The use of postoperative prophylactic anticoagulation therapy is beneficial in preventing HAT after liver transplantation. Anticoagulation is associated with an improvement in the outcomes mainly when used for high-risk patients. However, bleeding complication can occur with unmonitored use of anticoagulants such as heparin [1,11]. In our case, the risk of ultimately losing graft viability prompted the use of continuous heparin. He was then maintained cilostazol to prevent thrombosis recurrence. The use of prostaglandin in hepatic artery thrombosis has been proposed. However, there is no firm recommendation yet regarding its use. PGE1 is said to ameliorate, or reverse, severe ischemic injury after liver transplantation. The roles of PGE1 in liver transplantation are its cytoprotective effect for the hepatocytes, suppression of the cell-mediated cytotoxicity, and inhibition of cytokine release from activating macrophages and facilitate hepatic regeneration. They also inhibit superoxide anion radical generation from polymorphonuclear leukocytes. Lastly, prostaglandin is considered to be a powerful vasodilator and it inhibits platelet aggregation [12]. In other studies, hepatic arterial infusion of PGE1 appears to be more advantageous in oxygen delivery to the liver compared with intravenous infusion [13]. Prostaglandin hepatic arterial infusion was not attempted since at present, the center lacked the experience for this route of PGE administration. However, continuous PGE intravenous infusion proved successful in maintaining good hepatic arterial flow with no side effects encountered.

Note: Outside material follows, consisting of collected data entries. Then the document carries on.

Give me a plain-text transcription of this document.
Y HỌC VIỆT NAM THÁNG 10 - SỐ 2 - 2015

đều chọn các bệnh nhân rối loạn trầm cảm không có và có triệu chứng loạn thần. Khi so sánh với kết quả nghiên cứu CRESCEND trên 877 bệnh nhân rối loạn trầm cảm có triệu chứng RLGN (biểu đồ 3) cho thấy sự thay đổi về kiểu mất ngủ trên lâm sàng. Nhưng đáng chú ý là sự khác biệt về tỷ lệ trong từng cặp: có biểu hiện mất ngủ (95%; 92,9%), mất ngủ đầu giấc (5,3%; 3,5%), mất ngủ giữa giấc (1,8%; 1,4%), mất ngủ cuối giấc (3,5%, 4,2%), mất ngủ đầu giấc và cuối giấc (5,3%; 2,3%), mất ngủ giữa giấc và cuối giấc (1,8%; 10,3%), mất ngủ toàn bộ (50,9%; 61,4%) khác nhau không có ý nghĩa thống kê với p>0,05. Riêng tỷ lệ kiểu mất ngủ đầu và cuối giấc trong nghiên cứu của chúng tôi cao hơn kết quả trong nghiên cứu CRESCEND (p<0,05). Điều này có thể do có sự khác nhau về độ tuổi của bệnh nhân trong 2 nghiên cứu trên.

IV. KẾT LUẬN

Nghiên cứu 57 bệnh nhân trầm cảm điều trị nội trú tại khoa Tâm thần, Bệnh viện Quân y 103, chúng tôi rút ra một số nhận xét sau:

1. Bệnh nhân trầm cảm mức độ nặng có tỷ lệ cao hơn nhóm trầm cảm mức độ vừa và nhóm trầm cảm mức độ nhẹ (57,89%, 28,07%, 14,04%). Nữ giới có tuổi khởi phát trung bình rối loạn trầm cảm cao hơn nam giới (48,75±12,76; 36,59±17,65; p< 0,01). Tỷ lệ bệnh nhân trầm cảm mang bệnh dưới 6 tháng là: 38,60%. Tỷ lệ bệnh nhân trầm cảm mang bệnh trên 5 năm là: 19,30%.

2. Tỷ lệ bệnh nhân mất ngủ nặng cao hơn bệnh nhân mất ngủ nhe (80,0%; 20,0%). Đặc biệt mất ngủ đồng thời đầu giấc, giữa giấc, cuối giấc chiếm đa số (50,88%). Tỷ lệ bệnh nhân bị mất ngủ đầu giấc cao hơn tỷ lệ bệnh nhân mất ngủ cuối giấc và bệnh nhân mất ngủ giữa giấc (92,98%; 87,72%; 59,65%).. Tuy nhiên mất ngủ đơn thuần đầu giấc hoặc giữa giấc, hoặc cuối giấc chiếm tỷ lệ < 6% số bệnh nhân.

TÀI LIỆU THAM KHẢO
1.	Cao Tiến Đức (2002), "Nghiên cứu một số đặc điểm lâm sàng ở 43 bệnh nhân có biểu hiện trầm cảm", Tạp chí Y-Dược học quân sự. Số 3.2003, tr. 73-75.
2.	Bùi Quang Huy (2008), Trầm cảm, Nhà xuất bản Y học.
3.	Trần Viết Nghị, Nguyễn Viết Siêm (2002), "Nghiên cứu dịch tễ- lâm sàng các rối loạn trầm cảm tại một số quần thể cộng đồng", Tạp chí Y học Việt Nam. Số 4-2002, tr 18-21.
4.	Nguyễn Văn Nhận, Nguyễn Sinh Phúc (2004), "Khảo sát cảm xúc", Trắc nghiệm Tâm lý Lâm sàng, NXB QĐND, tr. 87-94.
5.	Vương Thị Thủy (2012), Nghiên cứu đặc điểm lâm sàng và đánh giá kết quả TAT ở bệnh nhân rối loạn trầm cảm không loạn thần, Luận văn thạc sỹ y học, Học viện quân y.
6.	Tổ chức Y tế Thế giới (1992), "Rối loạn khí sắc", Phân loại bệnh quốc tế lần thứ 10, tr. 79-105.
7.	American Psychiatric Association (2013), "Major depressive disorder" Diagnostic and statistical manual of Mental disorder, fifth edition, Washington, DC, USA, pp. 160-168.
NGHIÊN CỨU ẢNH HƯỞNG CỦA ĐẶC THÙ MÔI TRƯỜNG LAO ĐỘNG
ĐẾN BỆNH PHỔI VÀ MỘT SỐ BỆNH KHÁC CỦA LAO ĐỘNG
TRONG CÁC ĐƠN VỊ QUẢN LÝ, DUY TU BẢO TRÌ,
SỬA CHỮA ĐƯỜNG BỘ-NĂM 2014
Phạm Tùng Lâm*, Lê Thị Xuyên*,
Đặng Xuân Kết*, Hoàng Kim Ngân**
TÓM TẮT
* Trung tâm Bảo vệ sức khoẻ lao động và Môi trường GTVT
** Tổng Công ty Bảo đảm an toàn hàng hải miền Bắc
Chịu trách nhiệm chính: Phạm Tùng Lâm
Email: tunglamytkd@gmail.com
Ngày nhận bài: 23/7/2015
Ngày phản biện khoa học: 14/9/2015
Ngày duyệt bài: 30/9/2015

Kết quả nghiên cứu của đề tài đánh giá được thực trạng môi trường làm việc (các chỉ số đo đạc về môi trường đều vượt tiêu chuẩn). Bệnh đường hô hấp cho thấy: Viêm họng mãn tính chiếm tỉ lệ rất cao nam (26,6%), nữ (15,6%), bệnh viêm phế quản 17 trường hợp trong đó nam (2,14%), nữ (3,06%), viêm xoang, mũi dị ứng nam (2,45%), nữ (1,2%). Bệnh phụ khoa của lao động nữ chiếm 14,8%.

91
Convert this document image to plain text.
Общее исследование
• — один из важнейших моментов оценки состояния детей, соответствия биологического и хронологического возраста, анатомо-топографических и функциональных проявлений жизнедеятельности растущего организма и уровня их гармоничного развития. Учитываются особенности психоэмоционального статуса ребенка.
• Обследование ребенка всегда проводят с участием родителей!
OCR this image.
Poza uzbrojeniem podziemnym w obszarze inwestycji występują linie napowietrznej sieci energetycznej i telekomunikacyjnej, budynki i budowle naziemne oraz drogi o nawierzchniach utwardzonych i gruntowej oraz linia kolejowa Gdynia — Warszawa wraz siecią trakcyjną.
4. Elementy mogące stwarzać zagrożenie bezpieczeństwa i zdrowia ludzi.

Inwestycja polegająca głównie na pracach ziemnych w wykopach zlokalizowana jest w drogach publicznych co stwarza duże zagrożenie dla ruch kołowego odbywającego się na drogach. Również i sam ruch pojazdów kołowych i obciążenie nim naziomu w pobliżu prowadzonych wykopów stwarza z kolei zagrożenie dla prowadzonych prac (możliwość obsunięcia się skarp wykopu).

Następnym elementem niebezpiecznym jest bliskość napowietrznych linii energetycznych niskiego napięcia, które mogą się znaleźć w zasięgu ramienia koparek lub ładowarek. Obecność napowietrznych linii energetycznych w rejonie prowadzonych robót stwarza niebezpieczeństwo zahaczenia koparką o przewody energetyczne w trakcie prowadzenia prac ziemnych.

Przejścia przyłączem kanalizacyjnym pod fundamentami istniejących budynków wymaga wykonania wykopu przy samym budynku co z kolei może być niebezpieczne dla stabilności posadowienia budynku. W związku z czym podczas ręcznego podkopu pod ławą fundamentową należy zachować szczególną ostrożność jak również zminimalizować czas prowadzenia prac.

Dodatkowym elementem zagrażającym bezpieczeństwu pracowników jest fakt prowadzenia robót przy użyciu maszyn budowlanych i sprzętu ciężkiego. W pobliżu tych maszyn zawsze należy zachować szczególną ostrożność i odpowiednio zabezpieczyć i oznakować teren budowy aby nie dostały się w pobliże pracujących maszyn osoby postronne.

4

The key to the management of hepatic artery thrombosis still lies on early detection. Routine monitoring of liver enzymes and evaluation of hepatic blood flow may be done by Doppler ultrasonography. Once the diagnosis is established, the decision whether to perform retransplantation or revascularization depends on factors such as donor availability, condition of the patient and the duration of time once HAT is identified to intervention. The use of antiplatelets and anticoagulants in preventing HAT after liver transplantation has been established. Further clinical studies and recommendations on the use of prostaglandin in HAT are needed.